Ora, meus problemas de chegada eram outros. Precisava resolver meu permis de séjour junto à Polícia, precisava encontrar apartamento, decidir quais disciplinas cursaria. Considerei que zero franco não faria falta ao caixa da universidade e fui tratando das coisas mais vitais. Resolvidas estas, fui até a universidade pagar meu zero franco. A moça do caixa objetou:
- Monsieur, vous êtes en retard.

Ou seja, eu estava atrasado. Tentei objetar: mas se trata de zero franco, moça.
- C’est pas une question de quantité. C’est une question de délai.
Não era uma questão de quantidade. Mas de prazo. Foi inflexível. Aleguei que perderia o curso de francês, fundamental para uma boa redação de minha tese.
- Tant pis pour vous, Monsieur!

Tanto pior para você. Mas me abriu uma porta. Fale com a madame Lallande, no C.R.O.U.S. Entre com uma demande de dérogation. Ou seja, um pedido de postergamento. Fui lá, entrei com a famosa demande. Madame Lallande indignou-se: não vou fazer uma demande de dérogation por zero franco. Dei toda razão à madame. Mas a moça do caixa continuava inflexível: “c’est pas une question de quantité”.

Me recolhi a um café para pensar. Podia entrar com queixa no ministério da Educação. Seria ainda mais burocracia. Tomei uma atitude de risco. Rubriquei em baixo do papelucho: Dérogation acordée. Signé Mme. Lallande. Estava arriscando minha rica bolsinha. Milagrosamente, passou. A moça do caixa, perplexa: “Je n’ai jamais vu ça”. E quando um burocrata francês diz isso, melhor sair de perto. Se jamais viu, é porque não existe em seu ecúmeno.

Soube mais tarde que outro bolsista fora cobrado por seu banco, pois de sua conta constava zero franco negativo. Ele pagou para ver. Passou um cheque de zero fraco. Et.... miracle: ficou com zero franco positivo.

Mas não era disto que pretendia falar. E sim de pepinos. (O que não deixa de dar no mesmo). Lá pelo ano 2000, escrevi que a comunidade européia se fortalecia com o euro e unificava tanto a moeda como a curvatura do pepino.
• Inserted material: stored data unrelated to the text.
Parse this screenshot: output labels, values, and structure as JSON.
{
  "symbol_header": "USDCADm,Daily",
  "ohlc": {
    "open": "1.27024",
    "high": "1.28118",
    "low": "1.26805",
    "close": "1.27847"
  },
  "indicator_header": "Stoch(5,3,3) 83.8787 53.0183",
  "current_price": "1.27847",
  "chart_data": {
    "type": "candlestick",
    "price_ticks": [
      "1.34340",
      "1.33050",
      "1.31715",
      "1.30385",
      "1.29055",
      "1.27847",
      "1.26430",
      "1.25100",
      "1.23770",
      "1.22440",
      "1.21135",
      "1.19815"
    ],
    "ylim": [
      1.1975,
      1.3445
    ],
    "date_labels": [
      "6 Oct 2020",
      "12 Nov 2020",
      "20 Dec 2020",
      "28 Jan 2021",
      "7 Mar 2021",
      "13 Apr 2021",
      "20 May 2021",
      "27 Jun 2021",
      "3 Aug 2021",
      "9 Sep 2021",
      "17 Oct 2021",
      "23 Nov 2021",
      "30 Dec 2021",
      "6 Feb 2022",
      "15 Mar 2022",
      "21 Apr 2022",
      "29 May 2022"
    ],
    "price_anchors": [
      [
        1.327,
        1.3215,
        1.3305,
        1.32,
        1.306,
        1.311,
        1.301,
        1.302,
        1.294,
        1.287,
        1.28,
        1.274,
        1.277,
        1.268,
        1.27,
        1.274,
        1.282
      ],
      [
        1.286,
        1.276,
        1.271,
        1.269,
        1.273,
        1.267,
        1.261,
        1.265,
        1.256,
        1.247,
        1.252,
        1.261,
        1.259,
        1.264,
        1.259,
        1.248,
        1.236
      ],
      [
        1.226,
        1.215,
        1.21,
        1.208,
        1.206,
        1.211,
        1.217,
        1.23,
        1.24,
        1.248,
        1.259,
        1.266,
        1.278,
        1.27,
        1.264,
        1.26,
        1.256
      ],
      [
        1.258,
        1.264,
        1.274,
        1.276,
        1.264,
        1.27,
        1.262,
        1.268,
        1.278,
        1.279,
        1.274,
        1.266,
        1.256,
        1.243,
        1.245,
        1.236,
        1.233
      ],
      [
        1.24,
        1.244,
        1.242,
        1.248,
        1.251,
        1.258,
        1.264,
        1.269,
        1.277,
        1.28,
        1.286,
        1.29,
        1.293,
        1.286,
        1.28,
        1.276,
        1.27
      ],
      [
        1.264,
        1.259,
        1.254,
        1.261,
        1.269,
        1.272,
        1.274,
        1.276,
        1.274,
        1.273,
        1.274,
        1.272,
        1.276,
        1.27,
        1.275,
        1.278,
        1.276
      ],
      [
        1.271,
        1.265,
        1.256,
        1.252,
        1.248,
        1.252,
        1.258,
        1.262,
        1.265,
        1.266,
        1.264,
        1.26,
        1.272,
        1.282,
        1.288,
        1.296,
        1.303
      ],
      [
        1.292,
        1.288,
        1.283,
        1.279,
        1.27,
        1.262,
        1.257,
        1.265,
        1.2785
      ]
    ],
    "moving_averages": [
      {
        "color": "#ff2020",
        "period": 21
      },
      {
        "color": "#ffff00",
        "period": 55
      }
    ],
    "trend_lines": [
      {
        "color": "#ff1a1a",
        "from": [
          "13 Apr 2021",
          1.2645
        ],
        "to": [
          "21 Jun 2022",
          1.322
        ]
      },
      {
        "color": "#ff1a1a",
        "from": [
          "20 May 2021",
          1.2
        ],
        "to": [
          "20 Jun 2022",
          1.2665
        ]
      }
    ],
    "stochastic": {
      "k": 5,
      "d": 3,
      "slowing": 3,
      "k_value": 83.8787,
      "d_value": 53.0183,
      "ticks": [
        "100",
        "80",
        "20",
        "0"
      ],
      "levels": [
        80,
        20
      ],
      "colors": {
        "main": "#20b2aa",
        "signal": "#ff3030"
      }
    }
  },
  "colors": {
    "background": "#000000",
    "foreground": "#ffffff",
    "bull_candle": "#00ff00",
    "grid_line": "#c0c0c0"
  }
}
Leitores céticos achavam que eu exagerava. Bom, consegui agora encontrar a lei que regulamenta a curvatura do pepino.

É o Règlement (CEE) No 1677/88 de la Comission Européenne, segundo o qual há quatro categorias de pepinos, a Extra, a I, a II e III. Além de uma série de outros requisitos, os pepinos devem ser bem formados e praticamente retos. Altura máxima do arco: 10 milímetros por 10 centímetros de comprimento do pepino, para as três primeiras categorias. Assim não sendo, pepinos só servem para o lixo. Para a quarta categoria – no caso, a III – os pepinos ligeiramente curvos podem ter um altura máxima de arco de 20 milímetros por 10 centímetros de comprimento. Mas devem ser condicionados à parte.

Fossem só os pepinos, o absurdo seria restrito a um só vegetal. Os europeus parecem ter um modelo arquetípico de cada vegetal. Qualquer fuga ao arquétipo impede à comercialização do produto. Isto vale para 26 legumes diferentes, desde o aspargo ao pepino, passando pela cenoura, pelo pêssego, pela ameixa e mesmo por uma chicória denominada Witloof, que agora poderão apresentar-se sob formas nodosas, curvas e mesmo bizarras.
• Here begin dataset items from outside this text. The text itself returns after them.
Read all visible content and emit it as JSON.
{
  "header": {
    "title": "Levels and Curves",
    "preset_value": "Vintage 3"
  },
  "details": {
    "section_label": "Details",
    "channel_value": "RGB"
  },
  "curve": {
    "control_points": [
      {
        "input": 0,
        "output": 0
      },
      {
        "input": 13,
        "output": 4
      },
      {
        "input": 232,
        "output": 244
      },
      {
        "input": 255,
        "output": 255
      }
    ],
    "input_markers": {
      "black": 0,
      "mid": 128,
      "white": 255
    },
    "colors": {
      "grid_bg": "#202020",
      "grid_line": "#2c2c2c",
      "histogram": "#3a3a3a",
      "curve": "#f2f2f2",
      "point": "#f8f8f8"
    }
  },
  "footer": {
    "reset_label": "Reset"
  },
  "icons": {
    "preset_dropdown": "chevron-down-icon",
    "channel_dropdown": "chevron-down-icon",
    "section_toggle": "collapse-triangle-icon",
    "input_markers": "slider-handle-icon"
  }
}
Ora, isto significava jogar ao lixo pelo menos 20% de produtos perfeitamente comestíveis, pelo simples motivo de que tinham formas irregulares. Durante decênios, os produtores – e um exército de inspetores bem pagos – tiveram de munir-se de réguas e compassos para verificar a geometria das frutas e legumes.

Segundo o Libération, o 12 de novembro passado vai entrar na história. Pois foi a data escolhida pela Comissão Européia para abolir suas normas absurdas, concernentes ao comércio de legumes. Já não cometerá ilícito quem vende pepinos mais curvos do que a Comunidade. Mesmo assim, nem todos os produtores estão liberados. Os tomates e as batatas continuam submetidos às normas de Bruxelas.

A Europa do Iluminismo e dos Direitos Humanos parece ter-se finalmente rendido aos Direitos Vegetais. O pepino curvo está liberado. Talvez um dia o Velho Continente descubra que zero franco não vale nada.